College & University: Gotta love that stretch of College from around University all the way along to Bathurst… U of T guys might be arrogant know-it-alls, but the Hart House gym must be full all the time! Love me that collegiate look. Shorts! I have to make special mention of Queen’s Park, not for its legendary outdoor gay sex at night (for reals, look it up) so much as the hunky shirtless guys running around and around that circle.

Parks In General:
Speaking of hunky shirtless guys, let’s talk about Trinity Bellwoods, Christie Pits, High Park, Queen’s Park, Winston Churchill (come on ladies, venture out of the west end once in a while) and all of the little half-block "parkettes" we have. As long as none of these beefy, likely homophobic dudes see me ogling them I’ll be in fag heaven. Whatever the reason they have for removing their shirts when exercising I don’t much care, I’m just wondering if the pants are next!
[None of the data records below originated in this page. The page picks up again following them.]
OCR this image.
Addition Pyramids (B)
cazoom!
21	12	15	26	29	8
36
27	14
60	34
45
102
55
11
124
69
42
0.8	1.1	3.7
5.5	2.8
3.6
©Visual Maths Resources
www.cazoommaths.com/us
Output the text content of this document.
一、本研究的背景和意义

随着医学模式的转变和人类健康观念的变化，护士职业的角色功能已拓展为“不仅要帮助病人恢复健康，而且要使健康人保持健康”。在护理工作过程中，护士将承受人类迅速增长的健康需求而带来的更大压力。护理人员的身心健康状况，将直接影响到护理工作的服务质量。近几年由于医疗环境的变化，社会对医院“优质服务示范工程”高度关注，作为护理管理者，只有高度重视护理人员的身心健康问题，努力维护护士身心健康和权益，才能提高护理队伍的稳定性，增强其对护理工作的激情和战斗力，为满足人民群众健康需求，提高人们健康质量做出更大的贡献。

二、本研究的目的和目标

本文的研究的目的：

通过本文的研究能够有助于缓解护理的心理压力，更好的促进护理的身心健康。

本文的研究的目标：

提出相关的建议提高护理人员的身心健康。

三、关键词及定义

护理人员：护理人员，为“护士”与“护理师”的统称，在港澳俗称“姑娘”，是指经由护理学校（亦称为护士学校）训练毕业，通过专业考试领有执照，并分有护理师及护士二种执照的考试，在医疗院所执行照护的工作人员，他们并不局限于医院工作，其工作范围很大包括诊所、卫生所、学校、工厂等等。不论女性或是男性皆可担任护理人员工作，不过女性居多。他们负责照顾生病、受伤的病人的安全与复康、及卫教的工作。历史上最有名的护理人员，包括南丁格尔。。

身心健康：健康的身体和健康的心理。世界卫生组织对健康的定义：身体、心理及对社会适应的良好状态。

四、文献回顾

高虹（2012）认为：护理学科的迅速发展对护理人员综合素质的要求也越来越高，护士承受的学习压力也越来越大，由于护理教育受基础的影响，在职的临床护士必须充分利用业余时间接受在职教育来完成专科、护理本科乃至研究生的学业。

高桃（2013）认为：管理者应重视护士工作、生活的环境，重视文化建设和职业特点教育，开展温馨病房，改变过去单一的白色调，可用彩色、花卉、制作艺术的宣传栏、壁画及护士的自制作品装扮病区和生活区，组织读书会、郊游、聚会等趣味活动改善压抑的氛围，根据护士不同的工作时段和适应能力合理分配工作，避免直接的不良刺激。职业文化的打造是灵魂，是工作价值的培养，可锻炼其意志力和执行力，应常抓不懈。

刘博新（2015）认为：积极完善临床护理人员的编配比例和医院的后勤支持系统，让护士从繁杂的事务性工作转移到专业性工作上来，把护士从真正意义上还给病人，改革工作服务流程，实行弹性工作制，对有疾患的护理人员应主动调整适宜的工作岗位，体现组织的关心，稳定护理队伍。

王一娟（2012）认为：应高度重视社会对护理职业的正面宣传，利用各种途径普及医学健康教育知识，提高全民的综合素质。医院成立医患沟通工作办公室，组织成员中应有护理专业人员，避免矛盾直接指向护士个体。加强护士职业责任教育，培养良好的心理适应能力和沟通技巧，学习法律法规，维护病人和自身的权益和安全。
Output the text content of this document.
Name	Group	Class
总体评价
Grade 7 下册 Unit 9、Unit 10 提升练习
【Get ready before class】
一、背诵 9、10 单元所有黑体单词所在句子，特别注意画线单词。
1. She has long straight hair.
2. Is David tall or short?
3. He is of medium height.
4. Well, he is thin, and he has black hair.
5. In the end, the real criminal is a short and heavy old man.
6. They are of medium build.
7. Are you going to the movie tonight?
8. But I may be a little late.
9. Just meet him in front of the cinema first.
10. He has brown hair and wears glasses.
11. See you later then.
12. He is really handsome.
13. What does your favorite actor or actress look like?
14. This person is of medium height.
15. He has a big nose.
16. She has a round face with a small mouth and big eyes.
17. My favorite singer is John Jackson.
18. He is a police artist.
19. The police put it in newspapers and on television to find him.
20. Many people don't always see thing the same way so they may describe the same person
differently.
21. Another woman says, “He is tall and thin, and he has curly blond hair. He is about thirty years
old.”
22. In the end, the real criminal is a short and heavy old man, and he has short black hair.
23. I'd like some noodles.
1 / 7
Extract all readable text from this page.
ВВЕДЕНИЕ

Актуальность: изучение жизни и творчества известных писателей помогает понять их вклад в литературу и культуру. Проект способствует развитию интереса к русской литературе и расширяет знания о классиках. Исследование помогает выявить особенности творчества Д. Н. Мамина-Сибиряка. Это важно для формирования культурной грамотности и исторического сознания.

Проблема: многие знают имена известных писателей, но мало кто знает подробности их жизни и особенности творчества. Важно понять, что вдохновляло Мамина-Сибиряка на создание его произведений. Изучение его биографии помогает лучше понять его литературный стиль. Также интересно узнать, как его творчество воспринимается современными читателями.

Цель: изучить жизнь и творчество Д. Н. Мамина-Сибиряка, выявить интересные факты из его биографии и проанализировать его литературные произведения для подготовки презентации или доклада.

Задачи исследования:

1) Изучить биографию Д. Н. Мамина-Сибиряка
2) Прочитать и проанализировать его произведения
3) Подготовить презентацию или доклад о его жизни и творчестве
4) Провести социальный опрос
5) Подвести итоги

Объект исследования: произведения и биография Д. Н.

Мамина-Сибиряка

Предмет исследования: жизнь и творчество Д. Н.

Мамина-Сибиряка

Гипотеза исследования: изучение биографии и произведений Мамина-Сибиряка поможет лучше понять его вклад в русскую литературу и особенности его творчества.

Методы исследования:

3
King & Bay: Holy shit. Dudes. In. Suits. Even the ones who dress terribly (and all you who work down there will know there are plenty) are still fucking hot. ‘Nuff said. Try Vertical, Bymark, Ki, Pravda on a Thursday night… If the typical alpha-male bravado doesn’t make you barf, it will definitely make you melt!

Parkdale: I love’ms some hipster dudes. Skinny jeans, flannel shirts in summer? Hot in more ways than one! Basically all the things I had professed to hate in previous articles I am now incredibly attracted to… I might discriminate, but my dick most certainly does not.

Anyway, gals… For all of my horniness, I do not have that mythical "spring fling" or even any potential for the most awesome "summer romance", but with my standards being as they are now, it’s only a matter of time before me and a douche with overgelled hair and flip-flops are calling each other sweetheart. Fingers crossed!